Lawsuit accuses EPA of not protecting Pacific
By Wendy Koch

What's causing massive die-off of oysters in Puget Sound? Ocean water is acidifying as it absorbs more carbon pollution, and a conservation group says the EPA is not doing enough to stop it.

A conservation group sued the Environmental Protection Agency on Wednesday, saying it's not protecting seawater in Oregon and Washington from acidification that's killing oysters and threatening other sea life.

The lawsuit challenges the EPA's decision that seawater in the Pacific Northwest meets water-quality standards meant to protect marine life. The water is becoming more acidic because it's absorbing more of the heat-trapping carbon pollution that's largely responsible for global warming.

As a result, the ocean is losing the chemicals that marine animals need to build protective shells and skeletons. Within the past decade, shellfish hatcheries in Washington and Oregon have experienced massive die-offs of oyster larvae as oysters fail to reproduce. Corals are more sluggish, and plankton have thin, weak shells.

"Our oceans are taking a deadly turn," Miyoko Sakashita, oceans director for the non-profit, Arizona-based Center for Biological Diversity, said in filing the lawsuit. Without swift action, he said, problems will intensify, and "we'll realize how much we all depend on the ocean."

More: Ocean acidification

In its year-long series on climate change, USA TODAY has looked at the impact of increasingly corrosive seawater along the West Coast and the inlets of Puget Sound, a center of the $111 million shellfish industry in the Pacific.

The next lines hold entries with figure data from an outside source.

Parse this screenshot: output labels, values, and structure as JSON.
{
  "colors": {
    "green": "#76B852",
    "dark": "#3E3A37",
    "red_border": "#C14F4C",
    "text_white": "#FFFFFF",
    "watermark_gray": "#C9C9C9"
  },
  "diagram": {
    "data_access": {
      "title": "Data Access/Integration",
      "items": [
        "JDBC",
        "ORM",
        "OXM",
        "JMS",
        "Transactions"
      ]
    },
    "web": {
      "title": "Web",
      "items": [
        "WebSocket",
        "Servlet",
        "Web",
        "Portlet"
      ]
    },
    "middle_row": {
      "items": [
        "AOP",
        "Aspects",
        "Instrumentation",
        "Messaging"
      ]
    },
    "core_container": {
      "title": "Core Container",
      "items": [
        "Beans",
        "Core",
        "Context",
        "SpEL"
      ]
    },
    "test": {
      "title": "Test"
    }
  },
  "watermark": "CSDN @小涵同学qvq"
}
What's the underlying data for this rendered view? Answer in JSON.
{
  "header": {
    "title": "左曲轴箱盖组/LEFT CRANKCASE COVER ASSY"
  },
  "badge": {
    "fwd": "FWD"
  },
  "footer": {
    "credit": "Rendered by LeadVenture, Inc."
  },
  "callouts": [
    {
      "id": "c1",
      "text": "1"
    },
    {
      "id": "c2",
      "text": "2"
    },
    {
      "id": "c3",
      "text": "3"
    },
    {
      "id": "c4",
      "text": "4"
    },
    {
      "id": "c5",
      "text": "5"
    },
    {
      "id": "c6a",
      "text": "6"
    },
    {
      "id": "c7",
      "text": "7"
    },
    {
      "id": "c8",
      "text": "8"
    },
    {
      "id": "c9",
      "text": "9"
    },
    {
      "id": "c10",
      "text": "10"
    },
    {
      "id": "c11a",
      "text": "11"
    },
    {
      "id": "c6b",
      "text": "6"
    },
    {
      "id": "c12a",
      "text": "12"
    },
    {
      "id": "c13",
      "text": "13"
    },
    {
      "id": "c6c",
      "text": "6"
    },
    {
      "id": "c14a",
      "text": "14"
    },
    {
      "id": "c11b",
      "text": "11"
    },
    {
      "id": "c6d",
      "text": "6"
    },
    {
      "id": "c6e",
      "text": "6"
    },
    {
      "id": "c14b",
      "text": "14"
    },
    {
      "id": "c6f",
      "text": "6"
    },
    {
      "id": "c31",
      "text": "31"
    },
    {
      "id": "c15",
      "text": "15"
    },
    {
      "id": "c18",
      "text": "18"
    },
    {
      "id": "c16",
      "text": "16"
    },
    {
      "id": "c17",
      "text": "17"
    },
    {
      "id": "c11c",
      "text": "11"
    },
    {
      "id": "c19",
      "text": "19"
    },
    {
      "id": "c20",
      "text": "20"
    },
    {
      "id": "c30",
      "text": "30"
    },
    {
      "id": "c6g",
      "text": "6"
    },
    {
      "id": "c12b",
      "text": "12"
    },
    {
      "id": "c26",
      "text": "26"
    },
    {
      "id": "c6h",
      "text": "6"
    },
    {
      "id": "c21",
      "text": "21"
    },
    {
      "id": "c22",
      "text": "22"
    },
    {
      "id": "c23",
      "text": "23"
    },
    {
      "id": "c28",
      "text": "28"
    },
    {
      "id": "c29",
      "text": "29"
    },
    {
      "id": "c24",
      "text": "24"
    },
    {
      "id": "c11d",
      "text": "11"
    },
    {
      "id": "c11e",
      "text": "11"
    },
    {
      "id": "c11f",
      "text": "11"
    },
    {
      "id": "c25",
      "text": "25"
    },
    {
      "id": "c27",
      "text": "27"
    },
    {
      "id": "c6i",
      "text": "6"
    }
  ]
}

The Clean Water Act requires that water failing quality standards, including those for acidity, be identified as "impaired" and subject to pollution control such as measures to reduce carbon emissions. The lawsuit says using this law to address ocean acidification complements EPA efforts, such as proposing limits on CO2 emissions from new power plants, under the Clean Air Act.

The EPA, which has furloughed more than 90% of its employees because of the government shutdown, did not provide a requested comment on the lawsuit.